NEW YORK — Tesla stock swung wildly in trading after the electric-vehicle maker reported a 71% plunge in first-quarter profit, forcing investors to reassess one of Wall Street’s marquee growth stories. CEO Elon Musk’s promise to pull back from his controversial government post and refocus on the company only added to the volatility, April 23, 2025.
Why Tesla’s stock is swinging so wildly
Net income for the quarter fell to $409 million, down 71% from about $1.39 billion a year earlier, according to a quarterly SEC filing and Tesla’s earnings materials. Overall revenue slid roughly 9% to about $19.3 billion, while automotive sales dropped around 20% as vehicle deliveries fell 13% to approximately 337,000 — the company’s weakest quarter in nearly three years.
The company’s own disclosures and coverage by ABC News tie much of the slide to softening demand, a bruising price war, and an “anti-Musk” backlash that has sparked protests and vandalism at Tesla showrooms. Tesla has also warned that tariffs and shifting global trade policies are clouding its outlook, even as its energy-storage division continues to grow.
Musk promises to refocus on the core business.
On the earnings call, Musk said the “major work” of building the Department of Government Efficiency, or DOGE, was largely complete and that his time on government duties would soon drop to “a day or two a week,” allowing him to spend more time at Tesla. He framed the shift as essential to stabilizing the automaker after a year of declining sales and bruising political controversy.

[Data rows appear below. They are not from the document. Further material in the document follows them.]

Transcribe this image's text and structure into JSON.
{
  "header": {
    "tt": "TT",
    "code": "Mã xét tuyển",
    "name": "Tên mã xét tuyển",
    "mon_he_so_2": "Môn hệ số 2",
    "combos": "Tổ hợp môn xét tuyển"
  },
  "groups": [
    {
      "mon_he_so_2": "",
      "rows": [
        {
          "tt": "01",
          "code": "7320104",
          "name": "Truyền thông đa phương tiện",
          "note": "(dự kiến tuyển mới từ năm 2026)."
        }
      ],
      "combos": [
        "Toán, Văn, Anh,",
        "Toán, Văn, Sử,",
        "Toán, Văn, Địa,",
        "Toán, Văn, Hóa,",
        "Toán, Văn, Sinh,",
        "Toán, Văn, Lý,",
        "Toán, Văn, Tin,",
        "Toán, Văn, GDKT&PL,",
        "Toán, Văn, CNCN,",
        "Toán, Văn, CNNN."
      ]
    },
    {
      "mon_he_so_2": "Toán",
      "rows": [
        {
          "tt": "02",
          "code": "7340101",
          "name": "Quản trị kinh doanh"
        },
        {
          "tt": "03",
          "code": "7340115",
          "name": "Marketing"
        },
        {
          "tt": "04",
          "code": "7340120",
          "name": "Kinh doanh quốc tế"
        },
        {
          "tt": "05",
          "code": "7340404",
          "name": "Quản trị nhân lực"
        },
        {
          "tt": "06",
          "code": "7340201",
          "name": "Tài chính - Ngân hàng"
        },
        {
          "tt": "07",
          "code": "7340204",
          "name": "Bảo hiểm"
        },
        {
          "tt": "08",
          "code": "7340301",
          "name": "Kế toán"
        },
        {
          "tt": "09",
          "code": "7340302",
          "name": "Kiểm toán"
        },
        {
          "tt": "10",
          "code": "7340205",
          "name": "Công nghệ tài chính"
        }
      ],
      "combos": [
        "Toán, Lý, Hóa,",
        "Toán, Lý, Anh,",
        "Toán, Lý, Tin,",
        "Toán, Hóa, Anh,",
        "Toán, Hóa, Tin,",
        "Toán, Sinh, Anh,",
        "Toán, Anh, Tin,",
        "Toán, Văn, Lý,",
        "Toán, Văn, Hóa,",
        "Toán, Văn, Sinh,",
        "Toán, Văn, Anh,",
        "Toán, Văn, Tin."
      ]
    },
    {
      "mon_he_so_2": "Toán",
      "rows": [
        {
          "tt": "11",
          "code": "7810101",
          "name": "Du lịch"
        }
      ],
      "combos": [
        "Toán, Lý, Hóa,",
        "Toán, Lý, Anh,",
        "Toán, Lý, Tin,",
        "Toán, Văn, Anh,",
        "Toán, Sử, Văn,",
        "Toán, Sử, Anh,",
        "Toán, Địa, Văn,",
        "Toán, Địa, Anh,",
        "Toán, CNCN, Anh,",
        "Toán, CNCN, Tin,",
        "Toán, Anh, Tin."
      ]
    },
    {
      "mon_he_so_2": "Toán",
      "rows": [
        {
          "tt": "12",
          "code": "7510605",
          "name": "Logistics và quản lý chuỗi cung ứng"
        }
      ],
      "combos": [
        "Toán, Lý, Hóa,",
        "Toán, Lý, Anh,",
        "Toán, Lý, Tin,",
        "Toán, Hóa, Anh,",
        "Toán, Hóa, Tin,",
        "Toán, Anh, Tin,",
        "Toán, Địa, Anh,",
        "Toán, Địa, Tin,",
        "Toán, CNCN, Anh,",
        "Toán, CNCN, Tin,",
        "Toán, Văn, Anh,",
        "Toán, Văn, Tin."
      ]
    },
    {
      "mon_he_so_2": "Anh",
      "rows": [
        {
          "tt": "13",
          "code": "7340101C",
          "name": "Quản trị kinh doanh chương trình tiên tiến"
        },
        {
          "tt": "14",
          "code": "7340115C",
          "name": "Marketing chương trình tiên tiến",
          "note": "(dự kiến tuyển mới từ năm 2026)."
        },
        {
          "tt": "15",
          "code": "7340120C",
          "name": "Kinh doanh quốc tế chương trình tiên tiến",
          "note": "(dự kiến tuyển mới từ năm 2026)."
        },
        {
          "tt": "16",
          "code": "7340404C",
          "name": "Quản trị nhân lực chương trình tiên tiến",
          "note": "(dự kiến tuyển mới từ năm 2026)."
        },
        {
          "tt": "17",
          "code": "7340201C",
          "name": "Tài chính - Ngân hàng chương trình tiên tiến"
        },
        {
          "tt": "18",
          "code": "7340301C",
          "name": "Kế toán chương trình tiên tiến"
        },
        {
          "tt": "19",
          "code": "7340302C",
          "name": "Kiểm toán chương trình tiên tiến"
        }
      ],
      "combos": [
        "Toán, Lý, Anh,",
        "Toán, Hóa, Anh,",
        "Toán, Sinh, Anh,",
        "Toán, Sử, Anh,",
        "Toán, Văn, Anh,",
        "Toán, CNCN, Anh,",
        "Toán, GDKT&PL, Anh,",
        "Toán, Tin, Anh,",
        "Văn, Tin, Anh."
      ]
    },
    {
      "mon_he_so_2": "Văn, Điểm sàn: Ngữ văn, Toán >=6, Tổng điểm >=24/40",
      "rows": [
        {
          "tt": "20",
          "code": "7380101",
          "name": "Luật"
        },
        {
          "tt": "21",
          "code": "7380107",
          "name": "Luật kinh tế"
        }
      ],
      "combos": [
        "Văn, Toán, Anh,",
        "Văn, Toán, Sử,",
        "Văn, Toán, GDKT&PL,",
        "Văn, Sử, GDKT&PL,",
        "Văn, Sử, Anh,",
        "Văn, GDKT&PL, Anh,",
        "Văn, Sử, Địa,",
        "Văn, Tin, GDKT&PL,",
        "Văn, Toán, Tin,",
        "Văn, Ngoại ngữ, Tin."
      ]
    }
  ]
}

Investors initially seemed relieved. After the earnings call, Tesla stock erased earlier losses and closed nearly 8% higher as traders bet that more hands-on leadership could help repair the brand, Reuters reported. Even so, the shares remain down roughly half from their record high in December, shaving more than $500 billion off Tesla’s market value and underscoring how fragile sentiment around the company has become.
Profit warning years in the making
The 71% plunge in profits did not come out of nowhere. As early as April 2023, Reuters warned that aggressive price cuts were squeezing Tesla’s profit margins, even as deliveries hit new highs. By October of that year, other analysts were flagging a 37% drop in adjusted profit and eroding operating margins as the company pursued volume at the expense of profitability.
By early 2024, the pattern had hardened. Another Reuters report highlighted that automotive gross margins had fallen to the high teens from the mid-20s a year earlier, even before the latest downturn in sales. In 2025, Tesla repeatedly missed profit expectations despite record revenue, as higher tariffs, fading U.S. EV tax credits, and heavier spending on AI and robotics kept margins under pressure.
What comes next for Tesla stock
For now, Tesla is leaning on its energy business and promising robotaxi and humanoid-robot programs to justify a valuation that still prices the company at a hefty premium to traditional automakers. But Wall Street analysts have warned that those long-term bets cannot fully offset a shrinking EV business unless Tesla stabilizes sales and rebuilds its brand.
That leaves Tesla stock trading as a referendum on Musk himself: whether he truly shifts his attention back to cars and batteries, tempers the political fights that have alienated many buyers, and delivers new, more affordable models on time. Until investors see evidence of that pivot, the dramatic reaction to this quarter’s 71% profit plunge suggests volatility will remain the defining feature of Tesla stock.